Having sufficiently recovered from my week-long trip to Buenos Aires its time to spread the word about some of the innovative research presented at Argentina's two most prominent security conferences. My coworker Ali and I first attended BA-Con, the newest conference venture from Dragos Ruiu (of CanSecWest, PacSec, and EUSecWest fame). Some of the highlights included an entertaining (and at the same time depressing) talk from Harri Hursti regarding the current and past state of eVoting procedures and architecture. Harri described such design flaws as global master keys, poor encryption, default passwords, methods by which one can simply obtain administrative access to some of the machines, and even what he referred to as--if memory serves--101 class bugs in the software.

We also attended an informative talk by Hendrik Scholz entitled "All the Crap Aircrafts Receive and Send". Hendrik's presentation discussed the structure of the plaintext protocol airplanes use to communicate to ground crew and airports. From the audience Cedric Blanchard voiced a hilarious example of how this could be abused by spoofing a request for 20 new seats for the incoming airplane. The results being a ground crew with the necessary equipment awaiting the plane's arrival on the tarmac.

Following this talk was Jose Orlicki with his presentation about social networks. Jose implemented a library that enables one to scrape social networking sites and search engines to profile individuals and map out their relationships with others. You may remember Maltego which does similar data gathering. Jose showcased his implementation by demonstrating a chat bot that impersonated one of his target individuals by utilizing vocabulary similar to their own using his gathered data. His entertaining case example was an Ivan Arce bot chatting with characters from the Matrix movie.

I wasn't able to attend Julien Vanegue's talk, "Hacking PXE without reboot (using the BIOS network stack for other purposes)", as I was preparing for our talk that immediately followed it. I was told the slides will be available on the BA-Con website some time soon.

Following BA-Con was ekoparty which is now in its 2nd (public) year. Ekoparty talks were hosted on a theater stage and were packed with somewhere around 300 attendees. The conference also ran a wargame called Packetwars and a lockpicking competition which was won by Hugo Fortier, one of the organizers of Recon.

We originally had trouble locating the conference so we missed out on some of the talks we would have liked to have seen. One such talk was Julien Vanegue's presentation on Evarista, a piece of software based on the ERESI framework. The ERESI framework implements an intermediate representation that enables one to more easily perform runtime and static analysis. Julien's Evarista is focused on static analysis and is the same research as documented in Phrack issue 64, article 8.

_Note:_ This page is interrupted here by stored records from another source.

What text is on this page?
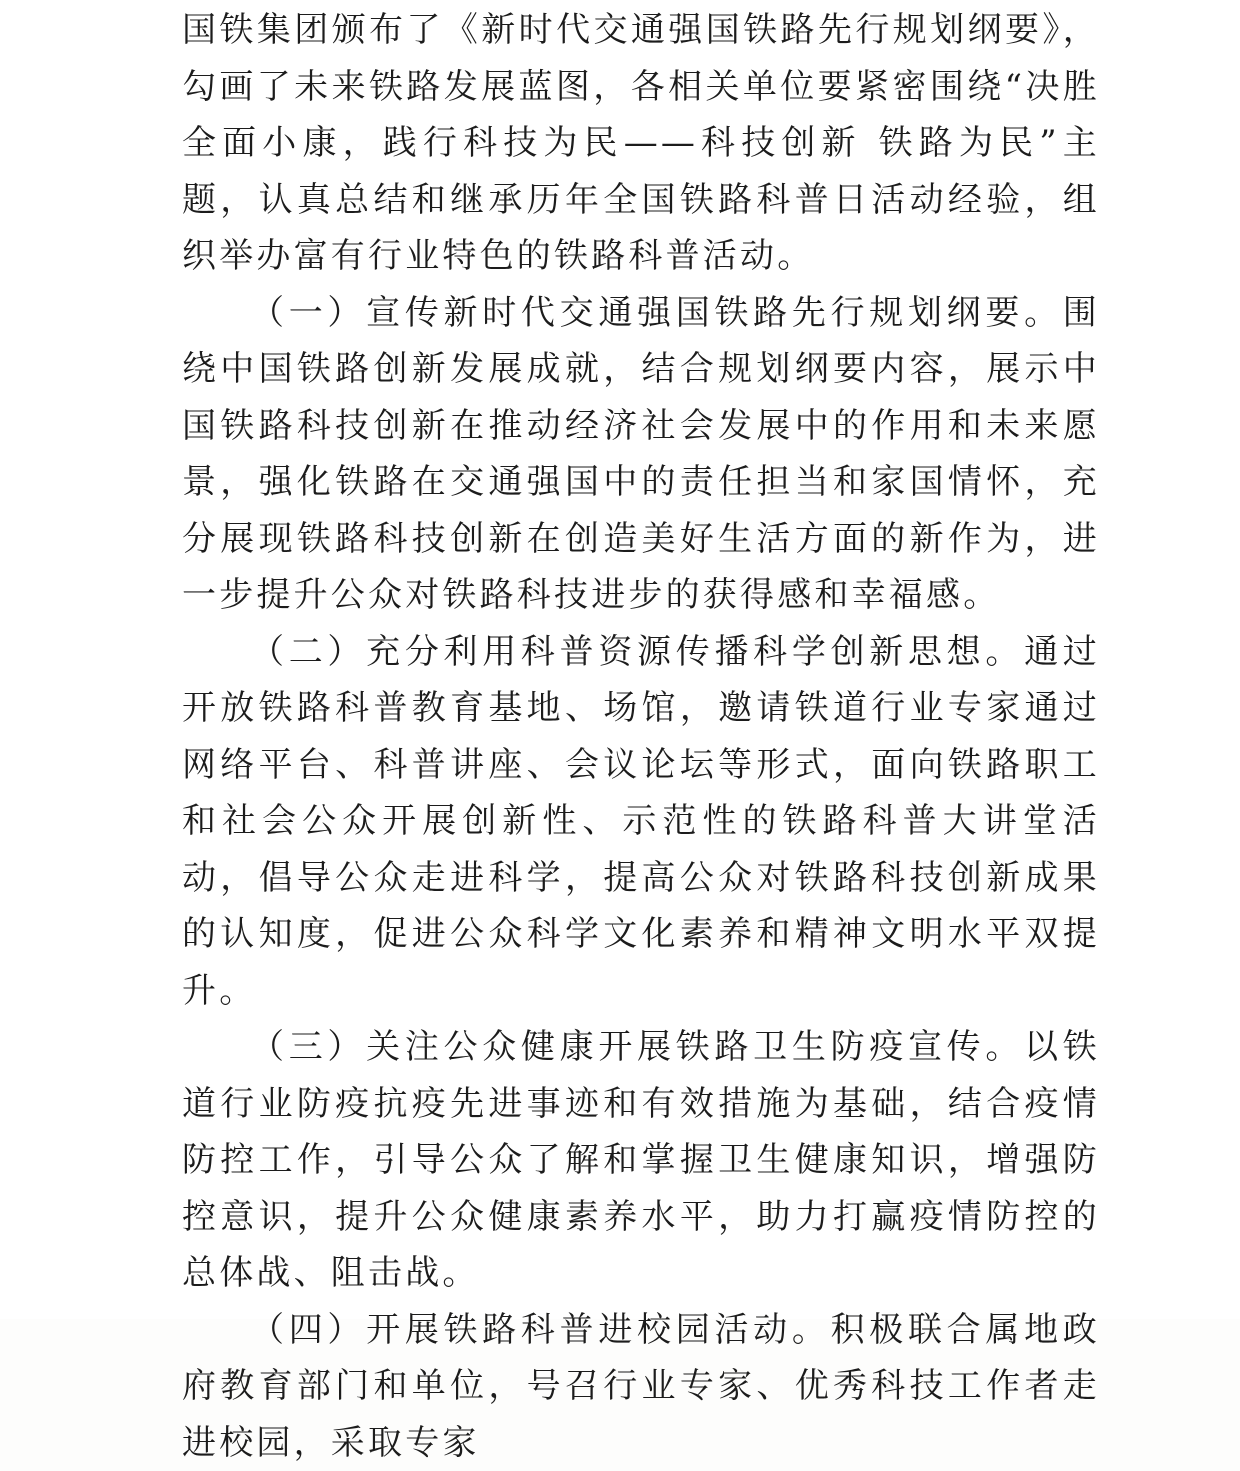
国铁集团颁布了《新时代交通强国铁路先行规划纲要》，勾画了未来铁路发展蓝图，各相关单位要紧密围绕“决胜全面小康，践行科技为民——科技创新 铁路为民”主题，认真总结和继承历年全国铁路科普日活动经验，组织举办富有行业特色的铁路科普活动。

（一）宣传新时代交通强国铁路先行规划纲要。围绕中国铁路创新发展成就，结合规划纲要内容，展示中国铁路科技创新在推动经济社会发展中的作用和未来愿景，强化铁路在交通强国中的责任担当和家国情怀，充分展现铁路科技创新在创造美好生活方面的新作为，进一步提升公众对铁路科技进步的获得感和幸福感。

（二）充分利用科普资源传播科学创新思想。通过开放铁路科普教育基地、场馆，邀请铁道行业专家通过网络平台、科普讲座、会议论坛等形式，面向铁路职工和社会公众开展创新性、示范性的铁路科普大讲堂活动，倡导公众走进科学，提高公众对铁路科技创新成果的认知度，促进公众科学文化素养和精神文明水平双提升。

（三）关注公众健康开展铁路卫生防疫宣传。以铁道行业防疫抗疫先进事迹和有效措施为基础，结合疫情防控工作，引导公众了解和掌握卫生健康知识，增强防控意识，提升公众健康素养水平，助力打赢疫情防控的总体战、阻击战。

（四）开展铁路科普进校园活动。积极联合属地政府教育部门和单位，号召行业专家、优秀科技工作者走进校园，采取专家
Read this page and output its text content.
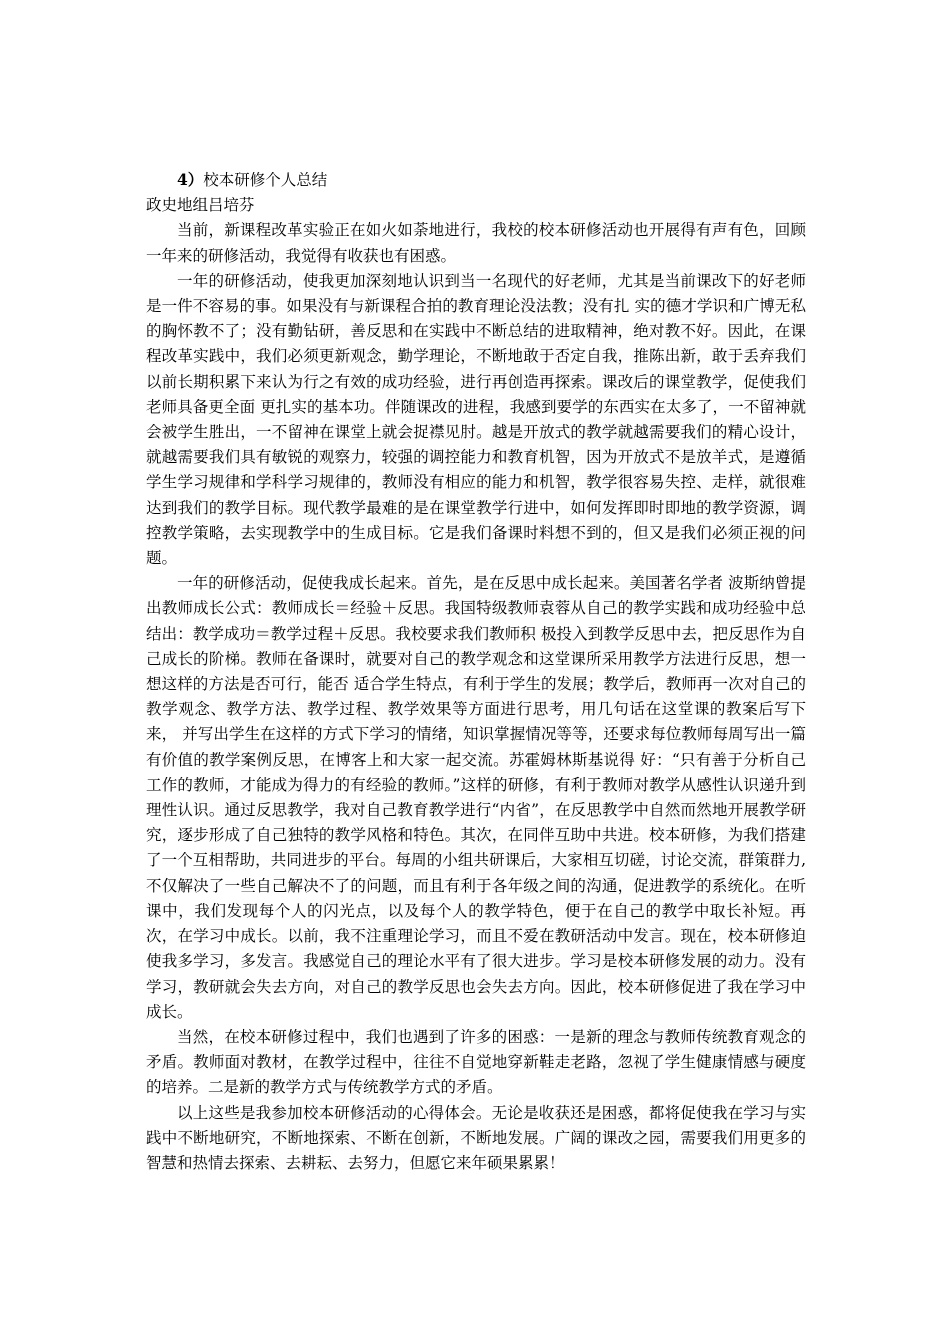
4）校本研修个人总结

政史地组吕培芬

当前，新课程改革实验正在如火如荼地进行，我校的校本研修活动也开展得有声有色，回顾一年来的研修活动，我觉得有收获也有困惑。

一年的研修活动，使我更加深刻地认识到当一名现代的好老师，尤其是当前课改下的好老师是一件不容易的事。如果没有与新课程合拍的教育理论没法教；没有扎 实的德才学识和广博无私的胸怀教不了；没有勤钻研，善反思和在实践中不断总结的进取精神，绝对教不好。因此，在课程改革实践中，我们必须更新观念，勤学理论，不断地敢于否定自我，推陈出新，敢于丢弃我们以前长期积累下来认为行之有效的成功经验，进行再创造再探索。课改后的课堂教学，促使我们老师具备更全面 更扎实的基本功。伴随课改的进程，我感到要学的东西实在太多了，一不留神就会被学生胜出，一不留神在课堂上就会捉襟见肘。越是开放式的教学就越需要我们的精心设计，就越需要我们具有敏锐的观察力，较强的调控能力和教育机智，因为开放式不是放羊式，是遵循学生学习规律和学科学习规律的，教师没有相应的能力和机智，教学很容易失控、走样，就很难达到我们的教学目标。现代教学最难的是在课堂教学行进中，如何发挥即时即地的教学资源，调控教学策略，去实现教学中的生成目标。它是我们备课时料想不到的，但又是我们必须正视的问题。

一年的研修活动，促使我成长起来。首先，是在反思中成长起来。美国著名学者 波斯纳曾提出教师成长公式：教师成长＝经验＋反思。我国特级教师袁蓉从自己的教学实践和成功经验中总结出：教学成功＝教学过程＋反思。我校要求我们教师积 极投入到教学反思中去，把反思作为自己成长的阶梯。教师在备课时，就要对自己的教学观念和这堂课所采用教学方法进行反思，想一想这样的方法是否可行，能否 适合学生特点，有利于学生的发展；教学后，教师再一次对自己的教学观念、教学方法、教学过程、教学效果等方面进行思考，用几句话在这堂课的教案后写下来， 并写出学生在这样的方式下学习的情绪，知识掌握情况等等，还要求每位教师每周写出一篇有价值的教学案例反思，在博客上和大家一起交流。苏霍姆林斯基说得 好：“只有善于分析自己工作的教师，才能成为得力的有经验的教师。”这样的研修，有利于教师对教学从感性认识递升到理性认识。通过反思教学，我对自己教育教学进行“内省”，在反思教学中自然而然地开展教学研究，逐步形成了自己独特的教学风格和特色。其次，在同伴互助中共进。校本研修，为我们搭建了一个互相帮助，共同进步的平台。每周的小组共研课后，大家相互切磋，讨论交流，群策群力,不仅解决了一些自己解决不了的问题，而且有利于各年级之间的沟通，促进教学的系统化。在听课中，我们发现每个人的闪光点，以及每个人的教学特色，便于在自己的教学中取长补短。再次，在学习中成长。以前，我不注重理论学习，而且不爱在教研活动中发言。现在，校本研修迫使我多学习，多发言。我感觉自己的理论水平有了很大进步。学习是校本研修发展的动力。没有学习，教研就会失去方向，对自己的教学反思也会失去方向。因此，校本研修促进了我在学习中成长。

当然，在校本研修过程中，我们也遇到了许多的困惑：一是新的理念与教师传统教育观念的矛盾。教师面对教材，在教学过程中，往往不自觉地穿新鞋走老路，忽视了学生健康情感与硬度的培养。二是新的教学方式与传统教学方式的矛盾。

以上这些是我参加校本研修活动的心得体会。无论是收获还是困惑，都将促使我在学习与实践中不断地研究，不断地探索、不断在创新，不断地发展。广阔的课改之园，需要我们用更多的智慧和热情去探索、去耕耘、去努力，但愿它来年硕果累累！
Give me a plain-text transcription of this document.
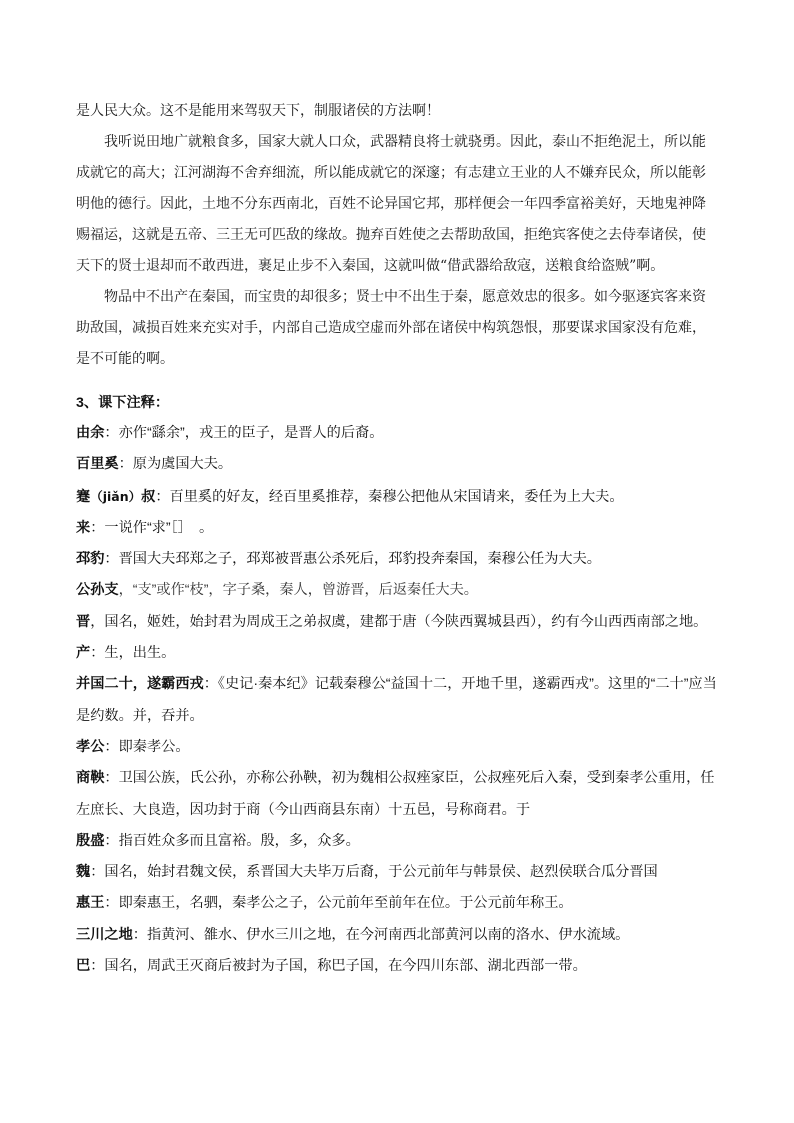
是人民大众。这不是能用来驾驭天下，制服诸侯的方法啊！

我听说田地广就粮食多，国家大就人口众，武器精良将士就骁勇。因此，泰山不拒绝泥土，所以能成就它的高大；江河湖海不舍弃细流，所以能成就它的深邃；有志建立王业的人不嫌弃民众，所以能彰明他的德行。因此，土地不分东西南北，百姓不论异国它邦，那样便会一年四季富裕美好，天地鬼神降赐福运，这就是五帝、三王无可匹敌的缘故。抛弃百姓使之去帮助敌国，拒绝宾客使之去侍奉诸侯，使天下的贤士退却而不敢西进，裹足止步不入秦国，这就叫做“借武器给敌寇，送粮食给盗贼”啊。

物品中不出产在秦国，而宝贵的却很多；贤士中不出生于秦，愿意效忠的很多。如今驱逐宾客来资助敌国，减损百姓来充实对手，内部自己造成空虚而外部在诸侯中构筑怨恨，那要谋求国家没有危难，是不可能的啊。

3、课下注释：

由余：亦作“繇余”，戎王的臣子，是晋人的后裔。

百里奚：原为虞国大夫。

蹇（jiǎn）叔：百里奚的好友，经百里奚推荐，秦穆公把他从宋国请来，委任为上大夫。

来：一说作“求”［］　。

邳豹：晋国大夫邳郑之子，邳郑被晋惠公杀死后，邳豹投奔秦国，秦穆公任为大夫。

公孙支，“支”或作“枝”，字子桑，秦人，曾游晋，后返秦任大夫。

晋，国名，姬姓，始封君为周成王之弟叔虞，建都于唐（今陕西翼城县西），约有今山西西南部之地。

产：生，出生。

并国二十，遂霸西戎：《史记·秦本纪》记载秦穆公“益国十二，开地千里，遂霸西戎”。这里的“二十”应当是约数。并，吞并。

孝公：即秦孝公。

商鞅：卫国公族，氏公孙，亦称公孙鞅，初为魏相公叔痤家臣，公叔痤死后入秦，受到秦孝公重用，任左庶长、大良造，因功封于商（今山西商县东南）十五邑，号称商君。于

殷盛：指百姓众多而且富裕。殷，多，众多。

魏：国名，始封君魏文侯，系晋国大夫毕万后裔，于公元前年与韩景侯、赵烈侯联合瓜分晋国

惠王：即秦惠王，名驷，秦孝公之子，公元前年至前年在位。于公元前年称王。

三川之地：指黄河、雒水、伊水三川之地，在今河南西北部黄河以南的洛水、伊水流域。

巴：国名，周武王灭商后被封为子国，称巴子国，在今四川东部、湖北西部一带。
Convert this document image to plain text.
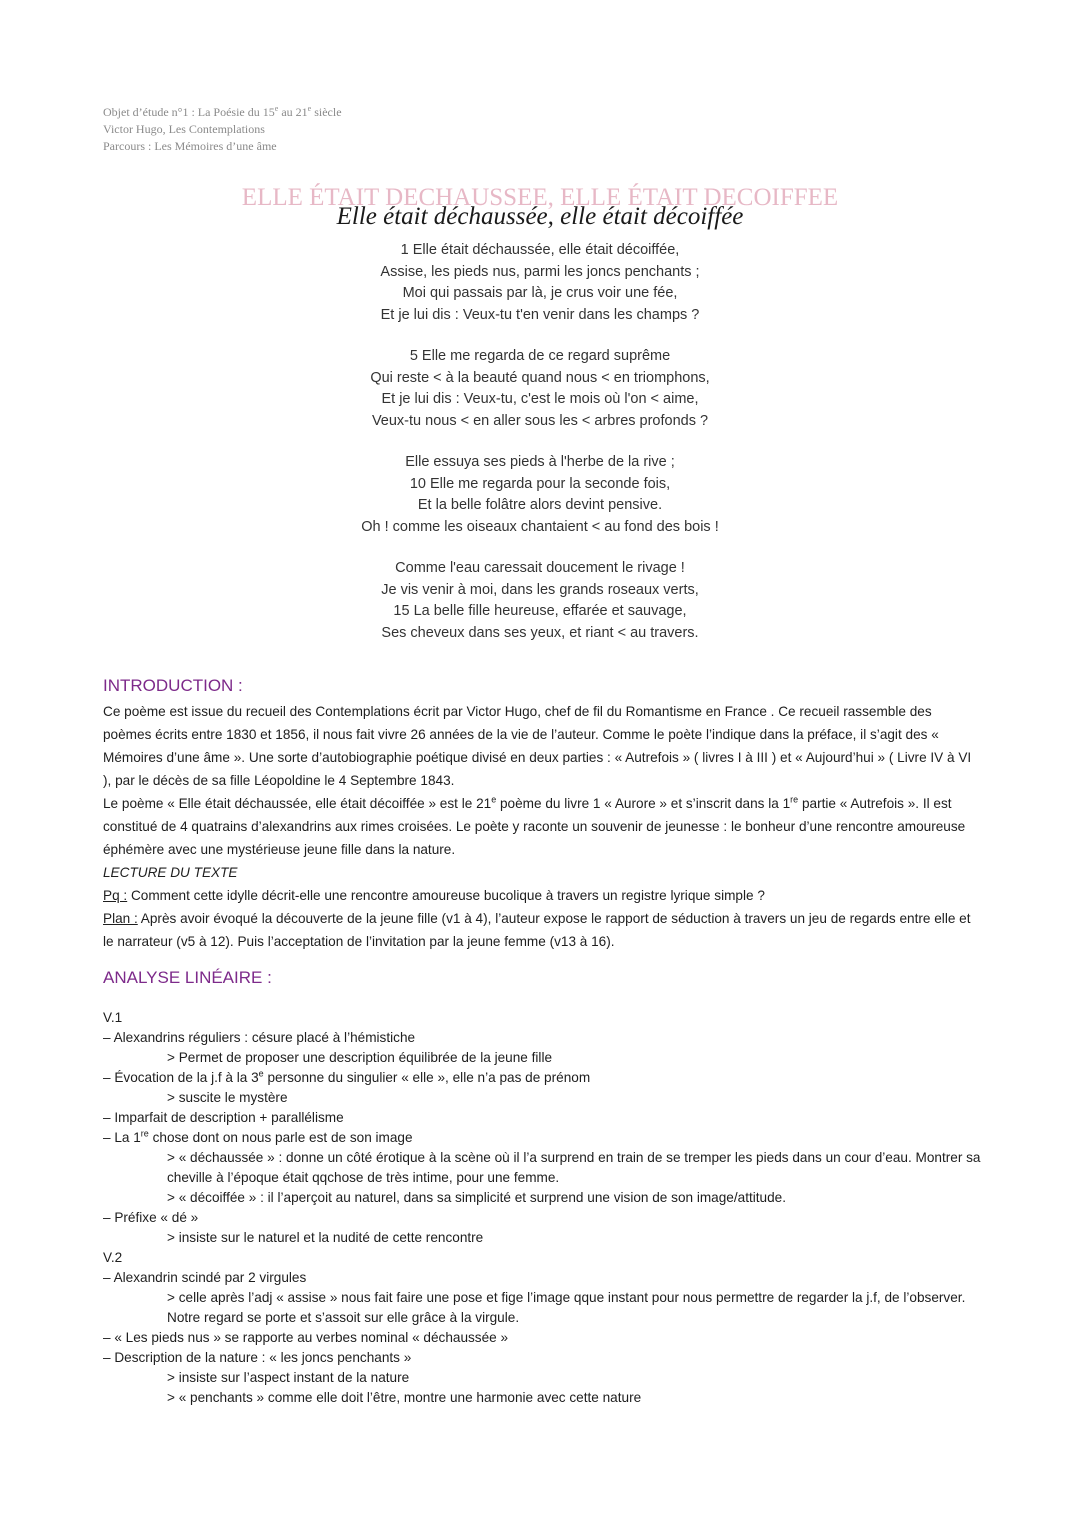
Objet d’étude n°1 : La Poésie du 15e au 21e siècle
Victor Hugo, Les Contemplations
Parcours : Les Mémoires d’une âme
ELLE ÉTAIT DECHAUSSEE, ELLE ÉTAIT DECOIFFEE
Elle était déchaussée, elle était décoiffée
1 Elle était déchaussée, elle était décoiffée,
Assise, les pieds nus, parmi les joncs penchants ;
Moi qui passais par là, je crus voir une fée,
Et je lui dis : Veux-tu t'en venir dans les champs ?
5 Elle me regarda de ce regard suprême
Qui reste < à la beauté quand nous < en triomphons,
Et je lui dis : Veux-tu, c'est le mois où l'on < aime,
Veux-tu nous < en aller sous les < arbres profonds ?
Elle essuya ses pieds à l'herbe de la rive ;
10 Elle me regarda pour la seconde fois,
Et la belle folâtre alors devint pensive.
Oh ! comme les oiseaux chantaient < au fond des bois !
Comme l'eau caressait doucement le rivage !
Je vis venir à moi, dans les grands roseaux verts,
15 La belle fille heureuse, effarée et sauvage,
Ses cheveux dans ses yeux, et riant < au travers.
INTRODUCTION :

Ce poème est issue du recueil des Contemplations écrit par Victor Hugo, chef de fil du Romantisme en France . Ce recueil rassemble des poèmes écrits entre 1830 et 1856, il nous fait vivre 26 années de la vie de l’auteur. Comme le poète l’indique dans la préface, il s’agit des « Mémoires d’une âme ». Une sorte d’autobiographie poétique divisé en deux parties : « Autrefois » ( livres I à III ) et « Aujourd’hui » ( Livre IV à VI ), par le décès de sa fille Léopoldine le 4 Septembre 1843.

Le poème « Elle était déchaussée, elle était décoiffée » est le 21e poème du livre 1 « Aurore » et s’inscrit dans la 1re partie « Autrefois ». Il est constitué de 4 quatrains d’alexandrins aux rimes croisées. Le poète y raconte un souvenir de jeunesse : le bonheur d’une rencontre amoureuse éphémère avec une mystérieuse jeune fille dans la nature.

LECTURE DU TEXTE

Pq : Comment cette idylle décrit-elle une rencontre amoureuse bucolique à travers un registre lyrique simple ?

Plan : Après avoir évoqué la découverte de la jeune fille (v1 à 4), l’auteur expose le rapport de séduction à travers un jeu de regards entre elle et le narrateur (v5 à 12). Puis l’acceptation de l’invitation par la jeune femme (v13 à 16).

ANALYSE LINÉAIRE :
V.1
– Alexandrins réguliers : césure placé à l’hémistiche
> Permet de proposer une description équilibrée de la jeune fille
– Évocation de la j.f à la 3e personne du singulier « elle », elle n’a pas de prénom
> suscite le mystère
– Imparfait de description + parallélisme
– La 1re chose dont on nous parle est de son image
> « déchaussée » : donne un côté érotique à la scène où il l’a surprend en train de se tremper les pieds dans un cour d’eau. Montrer sa cheville à l’époque était qqchose de très intime, pour une femme.
> « décoiffée » : il l’aperçoit au naturel, dans sa simplicité et surprend une vision de son image/attitude.
– Préfixe « dé »
> insiste sur le naturel et la nudité de cette rencontre
V.2
– Alexandrin scindé par 2 virgules
> celle après l’adj « assise » nous fait faire une pose et fige l’image qque instant pour nous permettre de regarder la j.f, de l’observer. Notre regard se porte et s’assoit sur elle grâce à la virgule.
– « Les pieds nus » se rapporte au verbes nominal « déchaussée »
– Description de la nature : « les joncs penchants »
> insiste sur l’aspect instant de la nature
> « penchants » comme elle doit l’être, montre une harmonie avec cette nature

We did catch some good presentations on day two, including a talk from Nelson Murilo and Luiz Eduardo on a new wifi monitoring tool dubbed Beholder. Following their talk was Hugo Scolnik a mathematics professor who talked about a possible new method of factoring numbers in an attempt to attack RSA encryption. His talk was in Spanish but math is universal and so his slides conveyed some aspects of his approach. However I'll wait until someone translates his work before attempting to comment on it's validity.

Following the conference lightning talks were given at a local pub. Most were in Spanish and I am far from fluent. However, Andrew Cushman from Microsoft's Research Center did give a quick rundown of some of the new Microsoft initiatives first announced at Blackhat this year.

Both events had a great turnout and interesting presentations. The security community in Argentina is definitely thriving with such companies as Core and Cybsec headquartered there. Hopefully these conferences will continue to put the spotlight on the region and we personally look forward to attending both conferences next year.